ネオナチ行進に抗議、ヒトラー腹心の死後30年 独ベルリン
ベルリン(CNN) ドイツの首都ベルリンで19日、ナチスの思想を信奉するネオナチの集団が市内を行進したのに対し、大規模な抗議デモが行われた。
ネオナチの行進は、ナチスを率いたヒトラーの腹心、ルドルフ・ヘスの死後30年に合わせて実施され、警察によると500人前後が参加。抗議デモにも約500人が集まったという。
ヘスは戦犯として終身刑を言い渡され、ベルリン西部のシュパンダウ刑務所で服役。66年以降は同刑務所に残る最後の受刑者となり、87年に93歳で死亡した。
ネオナチの横断幕には、ヘスが裁判の最終陳述で語ったとされる「後悔など全くしていない」という言葉が書かれていた。ヘスが自殺したとの説を「うそはたくさんだ」と否定し、「殺害された」と主張する横断幕もあった。
戦後ドイツの法律ではナチスを象徴する「かぎ十字」の使用や制服着用などが禁止された。行進の主催者は参加者にこうした違法行為を避け、行進曲を流さず静かに刑務所跡地まで歩くよう指示した。

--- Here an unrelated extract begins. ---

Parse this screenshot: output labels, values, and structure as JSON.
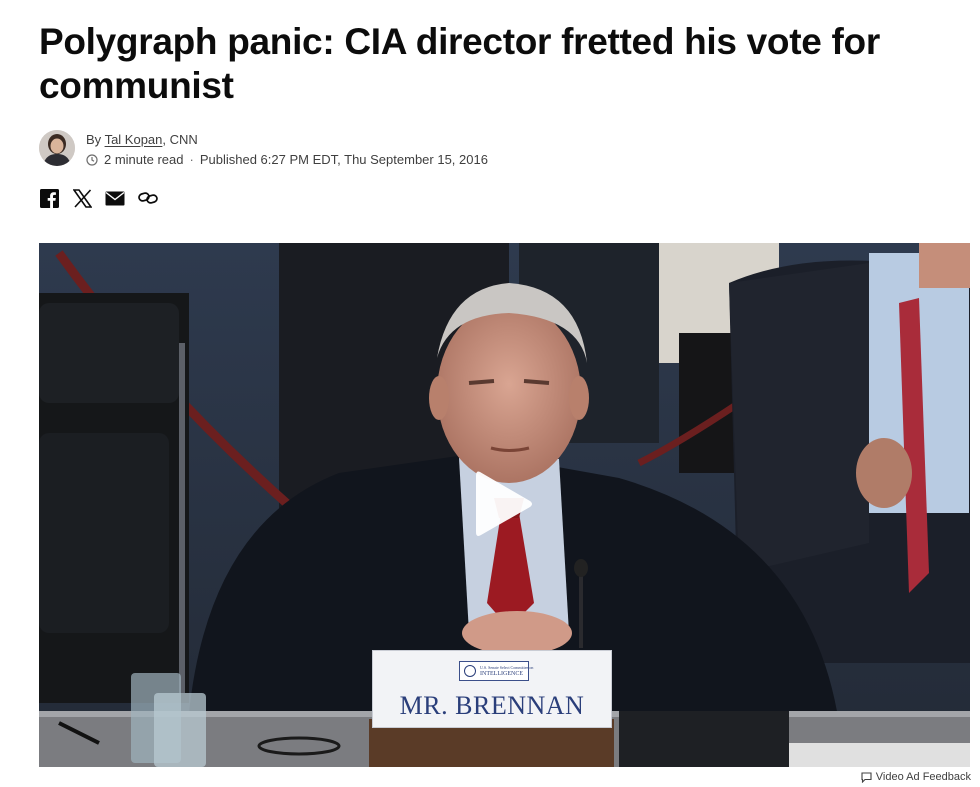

デモ隊は行進の列に向かって「戦犯」などと叫び、警官隊にも攻撃的な態度を示した。
米国では先週末、白人至上主義者やネオナチによる集会への抗議デモに参加していた女性1人が死亡する事件が発生。今後さらに各地で極右団体などが集会を予定している。米国ではネオナチなどの憎悪団体にも憲法上、言論や集会の自由が保障されている。